Italy’s Ministry of Cultural Heritage, Cultural Activities and Tourism plans to open the subterranean gallery, dubbed the Nymphaeum Museum of Piazza Vittorio, this spring. Visitors will be able to see a section of the imperial garden, complete with artifacts including a marble staircase and elaborate frescoes.

“The ruins tell extraordinary stories, starting with the animals,” Mirella Serlorenzi, the ministry’s director of excavations, tells the New York Times. “It is not hard to imagine animals, some caged and some running wild, in this enchanted setting.”

Archeologists began excavating the site in 2006. Digging beneath crumbling 19th-century buildings, they found a wealth of jewelry, coins and pottery, as well as seeds from imported Asian plants like citron and apricot plus the bones of peacocks, lions and bears.

Speaking with the New York Times, historian and author Daisy Dunn says that the art discovered at the site is surprisingly tasteful.

“The frescoes are incredibly ornate and of a very high decorative standard,” she adds. “Given the descriptions of Caligula’s licentious lifestyle and appetite for luxury, we might have expected the designs to be quite gauche.”

Per Philip Willan of the London Times, wealthy Roman senator Lucius Aelius Lamia commissioned construction of the estate’s main house and gardens. He originally bequeathed the property to then-emperor Tiberius; Caligula inherited it when he assumed power in 37 A.D.

Serlorenzi tells the Times that the site contains some of classical Rome’s most remarkable artifacts, including rooms in which marble surfaces were inlaid with carved pieces of different colors.

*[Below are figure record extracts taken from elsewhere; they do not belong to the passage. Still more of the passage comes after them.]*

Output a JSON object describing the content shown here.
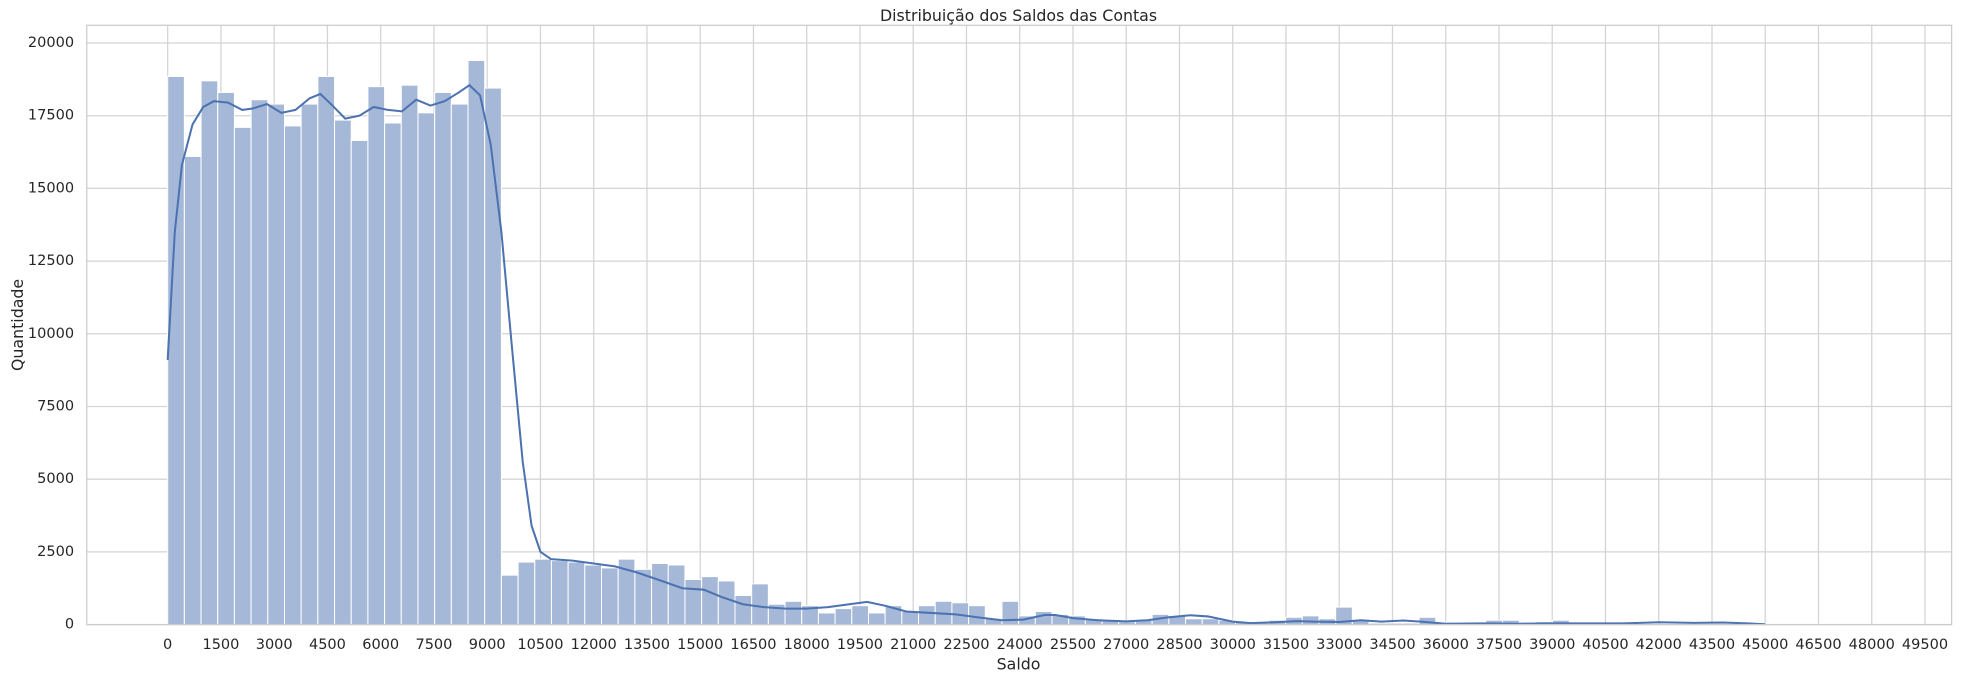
{
  "chart_data": {
    "type": "histogram",
    "title": "Distribuição dos Saldos das Contas",
    "x_label": "Saldo",
    "y_label": "Quantidade",
    "bins": [
      0,
      470,
      940,
      1410,
      1880,
      2350,
      2820,
      3290,
      3760,
      4230,
      4700,
      5170,
      5640,
      6110,
      6580,
      7050,
      7520,
      7990,
      8460,
      8930,
      9400,
      9870,
      10340,
      10810,
      11280,
      11750,
      12220,
      12690,
      13160,
      13630,
      14100,
      14570,
      15040,
      15510,
      15980,
      16450,
      16920,
      17390,
      17860,
      18330,
      18800,
      19270,
      19740,
      20210,
      20680,
      21150,
      21620,
      22090,
      22560,
      23030,
      23500,
      23970,
      24440,
      24910,
      25380,
      25850,
      26320,
      26790,
      27260,
      27730,
      28200,
      28670,
      29140,
      29610,
      30080,
      30550,
      31020,
      31490,
      31960,
      32430,
      32900,
      33370,
      33840,
      34310,
      34780,
      35250,
      35720,
      36190,
      36660,
      37130,
      37600,
      38070,
      38540,
      39010,
      39480,
      39950,
      40420,
      40890,
      41360,
      41830,
      42300,
      42770,
      43240,
      43710,
      44180,
      44650,
      45120,
      45590,
      46060,
      46530,
      47000
    ],
    "counts": [
      18850,
      16100,
      18700,
      18300,
      17100,
      18050,
      17900,
      17150,
      17900,
      18850,
      17350,
      16650,
      18500,
      17250,
      18550,
      17600,
      18300,
      17900,
      19400,
      18450,
      1700,
      2150,
      2250,
      2200,
      2150,
      2050,
      1950,
      2250,
      1900,
      2100,
      2050,
      1550,
      1650,
      1500,
      1000,
      1400,
      700,
      800,
      650,
      400,
      550,
      650,
      400,
      650,
      450,
      650,
      800,
      750,
      650,
      200,
      800,
      300,
      450,
      350,
      300,
      200,
      150,
      100,
      150,
      350,
      300,
      200,
      200,
      150,
      100,
      100,
      150,
      250,
      300,
      200,
      600,
      150,
      50,
      50,
      50,
      250,
      80,
      50,
      40,
      150,
      150,
      50,
      100,
      150,
      50,
      30,
      20,
      20,
      30,
      20,
      30,
      30,
      40,
      30,
      60,
      40,
      30,
      20,
      10,
      5
    ],
    "color": "#a5b8d8",
    "kde": {
      "color": "#4c72b0",
      "x": [
        0,
        200,
        400,
        700,
        1000,
        1300,
        1700,
        2100,
        2400,
        2800,
        3200,
        3600,
        4000,
        4300,
        4600,
        5000,
        5400,
        5800,
        6200,
        6600,
        7000,
        7400,
        7800,
        8200,
        8500,
        8800,
        9100,
        9400,
        9700,
        10000,
        10250,
        10500,
        10800,
        11400,
        12000,
        12600,
        13200,
        13800,
        14500,
        15100,
        15600,
        16200,
        16800,
        17400,
        18000,
        18600,
        19200,
        19700,
        20200,
        20800,
        21500,
        22200,
        22800,
        23500,
        24100,
        24700,
        25000,
        25500,
        26200,
        27000,
        27600,
        28200,
        28800,
        29300,
        30000,
        30500,
        31200,
        31800,
        32300,
        33000,
        33600,
        34200,
        34800,
        35300,
        36000,
        37000,
        38000,
        39000,
        40000,
        41000,
        42000,
        43000,
        43800,
        44500,
        45000
      ],
      "y": [
        9100,
        13500,
        15800,
        17200,
        17800,
        18000,
        17950,
        17700,
        17750,
        17900,
        17600,
        17700,
        18100,
        18250,
        17900,
        17400,
        17500,
        17800,
        17700,
        17650,
        18050,
        17850,
        18000,
        18300,
        18550,
        18200,
        16500,
        13500,
        9500,
        5600,
        3400,
        2500,
        2250,
        2200,
        2100,
        2000,
        1800,
        1550,
        1250,
        1200,
        950,
        700,
        600,
        550,
        550,
        600,
        700,
        780,
        650,
        450,
        400,
        350,
        250,
        150,
        170,
        330,
        330,
        220,
        150,
        110,
        150,
        250,
        320,
        280,
        100,
        50,
        80,
        120,
        100,
        90,
        150,
        100,
        140,
        100,
        30,
        40,
        30,
        40,
        40,
        40,
        80,
        60,
        70,
        40,
        10
      ]
    },
    "xlim": [
      -2280,
      50250
    ],
    "ylim": [
      0,
      20610
    ],
    "xticks": [
      0,
      1500,
      3000,
      4500,
      6000,
      7500,
      9000,
      10500,
      12000,
      13500,
      15000,
      16500,
      18000,
      19500,
      21000,
      22500,
      24000,
      25500,
      27000,
      28500,
      30000,
      31500,
      33000,
      34500,
      36000,
      37500,
      39000,
      40500,
      42000,
      43500,
      45000,
      46500,
      48000,
      49500
    ],
    "yticks": [
      0,
      2500,
      5000,
      7500,
      10000,
      12500,
      15000,
      17500,
      20000
    ],
    "grid": true
  }
}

https://i.imgur.com/ECVafCP.jpg

...

Today, the property belongs to pension management company Enpam, which paid for the $3.5 million archaeological project. Researchers investigated the underground site at the same time the company was having a new office building constructed above it.
https://www.smithsonianmag.com/smart-ne ... 180976745/
ed
Posts: 42554
Joined: Tue Jun 08, 2004 11:52 pm
Title: That Firebrand

Re: Caligula's Gardens

Post by ed »



Nothing wrong with Caligula. Nope, not a thing.